These all died in faith, not having received the promises, but having seen them afar off, and were persuaded of them, and embraced them, and confessed that they were strangers and pilgrims on the earth. — Hebrews 11:13
Faith is a subject that we often approach from a variety of viewpoints. Sometimes it is having enough faith. Sometimes having stronger faith. Other times it’s faith through a struggle. In each and every circumstance, we can see how important faith is.
Hebrews 11 talks a lot about faith. It shares what is often called the roll call of faith. We look at people from throughout the scripture that acted in or through faith. Names like Noah, Abraham, Isaac, Jacob, Moses, and Sara all appear. Other names like Enoch, Rahab, Gideon, and David.

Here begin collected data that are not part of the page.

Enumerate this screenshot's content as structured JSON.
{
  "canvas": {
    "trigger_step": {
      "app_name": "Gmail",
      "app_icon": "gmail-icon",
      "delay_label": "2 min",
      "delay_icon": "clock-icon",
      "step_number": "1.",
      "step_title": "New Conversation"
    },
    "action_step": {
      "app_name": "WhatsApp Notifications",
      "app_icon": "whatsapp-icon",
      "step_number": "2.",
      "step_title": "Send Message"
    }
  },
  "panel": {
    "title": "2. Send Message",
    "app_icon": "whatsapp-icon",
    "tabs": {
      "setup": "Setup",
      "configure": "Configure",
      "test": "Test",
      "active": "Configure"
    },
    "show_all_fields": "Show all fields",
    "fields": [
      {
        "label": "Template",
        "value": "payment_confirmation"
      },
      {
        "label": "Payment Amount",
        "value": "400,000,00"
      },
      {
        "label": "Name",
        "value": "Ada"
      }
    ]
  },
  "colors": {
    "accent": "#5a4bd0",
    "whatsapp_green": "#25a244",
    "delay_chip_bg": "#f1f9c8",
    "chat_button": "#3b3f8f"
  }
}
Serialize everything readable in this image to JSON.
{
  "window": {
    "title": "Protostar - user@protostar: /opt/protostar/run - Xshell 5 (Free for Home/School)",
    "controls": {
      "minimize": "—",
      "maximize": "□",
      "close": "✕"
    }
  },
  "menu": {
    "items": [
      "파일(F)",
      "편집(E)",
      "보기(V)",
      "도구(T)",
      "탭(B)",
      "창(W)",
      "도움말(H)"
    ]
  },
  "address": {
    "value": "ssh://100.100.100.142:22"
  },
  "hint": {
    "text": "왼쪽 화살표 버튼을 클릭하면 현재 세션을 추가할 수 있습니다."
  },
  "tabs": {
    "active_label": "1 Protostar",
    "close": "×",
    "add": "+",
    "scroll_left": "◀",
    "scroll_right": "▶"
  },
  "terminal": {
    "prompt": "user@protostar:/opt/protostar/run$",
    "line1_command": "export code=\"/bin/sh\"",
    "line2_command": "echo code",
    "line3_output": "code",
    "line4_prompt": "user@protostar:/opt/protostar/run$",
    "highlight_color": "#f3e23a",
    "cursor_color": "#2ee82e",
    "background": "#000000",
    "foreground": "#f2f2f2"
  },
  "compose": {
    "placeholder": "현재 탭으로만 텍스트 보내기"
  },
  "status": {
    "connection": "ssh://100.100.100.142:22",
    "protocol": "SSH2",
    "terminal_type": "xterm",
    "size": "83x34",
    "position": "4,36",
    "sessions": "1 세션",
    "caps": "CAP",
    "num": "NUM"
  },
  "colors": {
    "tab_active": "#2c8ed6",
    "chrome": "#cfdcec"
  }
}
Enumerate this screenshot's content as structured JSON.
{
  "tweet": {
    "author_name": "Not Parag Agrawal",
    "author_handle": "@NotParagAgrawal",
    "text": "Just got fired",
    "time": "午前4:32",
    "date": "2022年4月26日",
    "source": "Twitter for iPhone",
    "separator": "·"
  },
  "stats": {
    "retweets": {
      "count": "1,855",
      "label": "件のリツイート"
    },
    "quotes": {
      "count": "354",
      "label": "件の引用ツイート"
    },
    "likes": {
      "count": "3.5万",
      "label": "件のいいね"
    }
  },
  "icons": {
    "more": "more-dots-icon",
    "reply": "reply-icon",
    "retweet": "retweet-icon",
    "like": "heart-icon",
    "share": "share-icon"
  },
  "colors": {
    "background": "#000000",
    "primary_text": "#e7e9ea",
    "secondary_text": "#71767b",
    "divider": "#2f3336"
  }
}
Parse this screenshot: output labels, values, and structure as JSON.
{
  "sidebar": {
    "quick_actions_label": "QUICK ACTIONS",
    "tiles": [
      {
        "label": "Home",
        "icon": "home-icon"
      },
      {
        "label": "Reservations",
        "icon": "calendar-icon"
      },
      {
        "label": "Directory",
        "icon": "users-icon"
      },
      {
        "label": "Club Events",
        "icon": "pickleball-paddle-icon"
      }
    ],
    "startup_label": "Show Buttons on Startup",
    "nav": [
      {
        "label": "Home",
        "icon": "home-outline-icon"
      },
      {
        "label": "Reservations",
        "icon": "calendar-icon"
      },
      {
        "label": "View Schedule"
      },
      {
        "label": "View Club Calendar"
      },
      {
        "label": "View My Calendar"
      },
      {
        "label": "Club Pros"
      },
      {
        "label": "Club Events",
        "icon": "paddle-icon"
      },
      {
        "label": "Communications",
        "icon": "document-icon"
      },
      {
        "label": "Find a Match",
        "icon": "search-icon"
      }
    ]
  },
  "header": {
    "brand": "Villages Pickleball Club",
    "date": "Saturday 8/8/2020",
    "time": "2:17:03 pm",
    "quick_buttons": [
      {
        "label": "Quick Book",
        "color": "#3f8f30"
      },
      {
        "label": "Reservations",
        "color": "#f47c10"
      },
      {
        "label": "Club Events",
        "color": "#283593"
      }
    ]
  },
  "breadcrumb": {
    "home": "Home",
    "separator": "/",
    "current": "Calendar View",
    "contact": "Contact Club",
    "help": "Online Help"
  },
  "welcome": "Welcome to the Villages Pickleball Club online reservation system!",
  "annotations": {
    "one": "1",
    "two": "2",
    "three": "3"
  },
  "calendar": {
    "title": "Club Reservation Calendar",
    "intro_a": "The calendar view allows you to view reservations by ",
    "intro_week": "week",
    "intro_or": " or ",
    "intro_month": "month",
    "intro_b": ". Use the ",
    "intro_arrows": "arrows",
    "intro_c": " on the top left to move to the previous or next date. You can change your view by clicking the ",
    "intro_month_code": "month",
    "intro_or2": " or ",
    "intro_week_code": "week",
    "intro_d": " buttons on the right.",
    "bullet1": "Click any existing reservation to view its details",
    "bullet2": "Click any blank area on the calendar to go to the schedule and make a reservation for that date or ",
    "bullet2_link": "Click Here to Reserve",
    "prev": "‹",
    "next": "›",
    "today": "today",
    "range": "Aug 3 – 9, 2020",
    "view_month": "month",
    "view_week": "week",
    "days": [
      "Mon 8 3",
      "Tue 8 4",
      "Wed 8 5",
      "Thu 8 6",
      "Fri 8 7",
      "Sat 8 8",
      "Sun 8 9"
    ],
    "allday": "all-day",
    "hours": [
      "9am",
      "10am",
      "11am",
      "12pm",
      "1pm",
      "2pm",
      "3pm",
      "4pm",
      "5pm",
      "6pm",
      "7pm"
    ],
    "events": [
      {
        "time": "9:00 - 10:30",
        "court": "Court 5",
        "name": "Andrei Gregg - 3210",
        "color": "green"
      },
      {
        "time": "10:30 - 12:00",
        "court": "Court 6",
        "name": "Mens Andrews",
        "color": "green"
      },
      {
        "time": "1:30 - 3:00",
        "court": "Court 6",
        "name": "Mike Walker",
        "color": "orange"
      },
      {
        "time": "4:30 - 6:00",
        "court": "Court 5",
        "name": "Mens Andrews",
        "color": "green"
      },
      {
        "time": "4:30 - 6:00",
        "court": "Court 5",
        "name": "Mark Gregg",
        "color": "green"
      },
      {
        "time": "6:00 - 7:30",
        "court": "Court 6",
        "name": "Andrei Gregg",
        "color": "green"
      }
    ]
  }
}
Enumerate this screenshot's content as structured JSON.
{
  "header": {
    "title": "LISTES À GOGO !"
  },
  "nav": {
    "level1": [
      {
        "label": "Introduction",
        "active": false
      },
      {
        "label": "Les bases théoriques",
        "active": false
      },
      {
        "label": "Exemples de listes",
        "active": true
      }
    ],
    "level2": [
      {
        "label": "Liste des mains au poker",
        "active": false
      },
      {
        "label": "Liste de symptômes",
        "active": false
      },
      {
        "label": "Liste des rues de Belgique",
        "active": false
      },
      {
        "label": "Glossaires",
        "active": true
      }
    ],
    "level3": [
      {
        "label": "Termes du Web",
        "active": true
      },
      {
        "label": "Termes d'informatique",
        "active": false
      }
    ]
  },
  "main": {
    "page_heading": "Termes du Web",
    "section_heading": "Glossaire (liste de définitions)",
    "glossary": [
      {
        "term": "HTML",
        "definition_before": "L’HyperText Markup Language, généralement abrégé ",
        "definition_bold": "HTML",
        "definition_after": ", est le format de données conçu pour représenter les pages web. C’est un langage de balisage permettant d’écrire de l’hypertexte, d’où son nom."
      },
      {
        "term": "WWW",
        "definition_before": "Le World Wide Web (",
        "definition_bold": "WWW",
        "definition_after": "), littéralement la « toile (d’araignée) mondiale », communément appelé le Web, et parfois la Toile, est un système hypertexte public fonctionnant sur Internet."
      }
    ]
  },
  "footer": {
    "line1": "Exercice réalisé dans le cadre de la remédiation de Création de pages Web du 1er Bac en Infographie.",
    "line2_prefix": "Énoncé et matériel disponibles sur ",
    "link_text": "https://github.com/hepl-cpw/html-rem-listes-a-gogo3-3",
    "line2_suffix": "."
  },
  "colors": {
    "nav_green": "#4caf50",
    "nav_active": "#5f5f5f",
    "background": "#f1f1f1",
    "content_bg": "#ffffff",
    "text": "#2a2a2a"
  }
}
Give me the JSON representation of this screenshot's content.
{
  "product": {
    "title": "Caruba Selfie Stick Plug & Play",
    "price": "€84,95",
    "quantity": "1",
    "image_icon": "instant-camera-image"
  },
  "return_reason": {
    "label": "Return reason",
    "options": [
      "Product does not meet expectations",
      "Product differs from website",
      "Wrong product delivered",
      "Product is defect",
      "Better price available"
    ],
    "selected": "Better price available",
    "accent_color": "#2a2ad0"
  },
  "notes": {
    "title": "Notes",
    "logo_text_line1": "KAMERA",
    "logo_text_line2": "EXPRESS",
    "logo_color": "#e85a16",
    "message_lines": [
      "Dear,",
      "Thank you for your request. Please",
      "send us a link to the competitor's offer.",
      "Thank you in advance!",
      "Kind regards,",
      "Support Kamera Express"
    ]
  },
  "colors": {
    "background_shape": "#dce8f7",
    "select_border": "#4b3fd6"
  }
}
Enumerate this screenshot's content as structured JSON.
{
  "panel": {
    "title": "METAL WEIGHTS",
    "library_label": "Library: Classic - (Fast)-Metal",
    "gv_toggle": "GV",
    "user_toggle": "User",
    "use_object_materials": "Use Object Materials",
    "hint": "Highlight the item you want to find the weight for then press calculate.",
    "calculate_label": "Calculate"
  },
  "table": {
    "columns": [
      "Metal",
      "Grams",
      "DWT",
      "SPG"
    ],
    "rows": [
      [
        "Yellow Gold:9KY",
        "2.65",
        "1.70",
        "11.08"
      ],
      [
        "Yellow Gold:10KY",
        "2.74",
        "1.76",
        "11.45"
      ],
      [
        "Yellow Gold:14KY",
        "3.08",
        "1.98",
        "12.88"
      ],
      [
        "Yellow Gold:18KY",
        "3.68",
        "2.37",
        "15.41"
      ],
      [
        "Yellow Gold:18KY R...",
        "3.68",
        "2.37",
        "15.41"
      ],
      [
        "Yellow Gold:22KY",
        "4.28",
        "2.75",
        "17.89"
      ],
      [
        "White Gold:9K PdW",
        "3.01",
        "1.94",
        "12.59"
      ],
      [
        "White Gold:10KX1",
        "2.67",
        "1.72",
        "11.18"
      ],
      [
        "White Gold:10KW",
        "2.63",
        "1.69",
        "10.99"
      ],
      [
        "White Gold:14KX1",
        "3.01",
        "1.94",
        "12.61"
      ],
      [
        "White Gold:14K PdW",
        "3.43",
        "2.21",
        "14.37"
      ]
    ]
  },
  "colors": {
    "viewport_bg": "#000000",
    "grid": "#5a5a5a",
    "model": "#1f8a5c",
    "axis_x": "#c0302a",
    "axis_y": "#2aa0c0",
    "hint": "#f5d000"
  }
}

The scripture goes on to talk about others that the writer refers to as “these all” in combination with these well-known names above. The writer shares how they all had faith through things like stonings, temptation, mocking, scourging, and more. It was not that these were necessarily less faithful, they were just not as well known.
As our focus verse says, they all had faith. They were persuaded of them and embraced the promises of faith. There was evidence of their faith in their lives and in their actions so that those around them were convinced they had faith.
If your faith were put to the test, would you be counted as one of “these all?” Would there be enough evidence of faith in your life that when people look back on it, they can say you were a person that held on to your faith? We may never see the promises that we hold in faith in our lifetime just as these, but we should desire to have this same level of faith.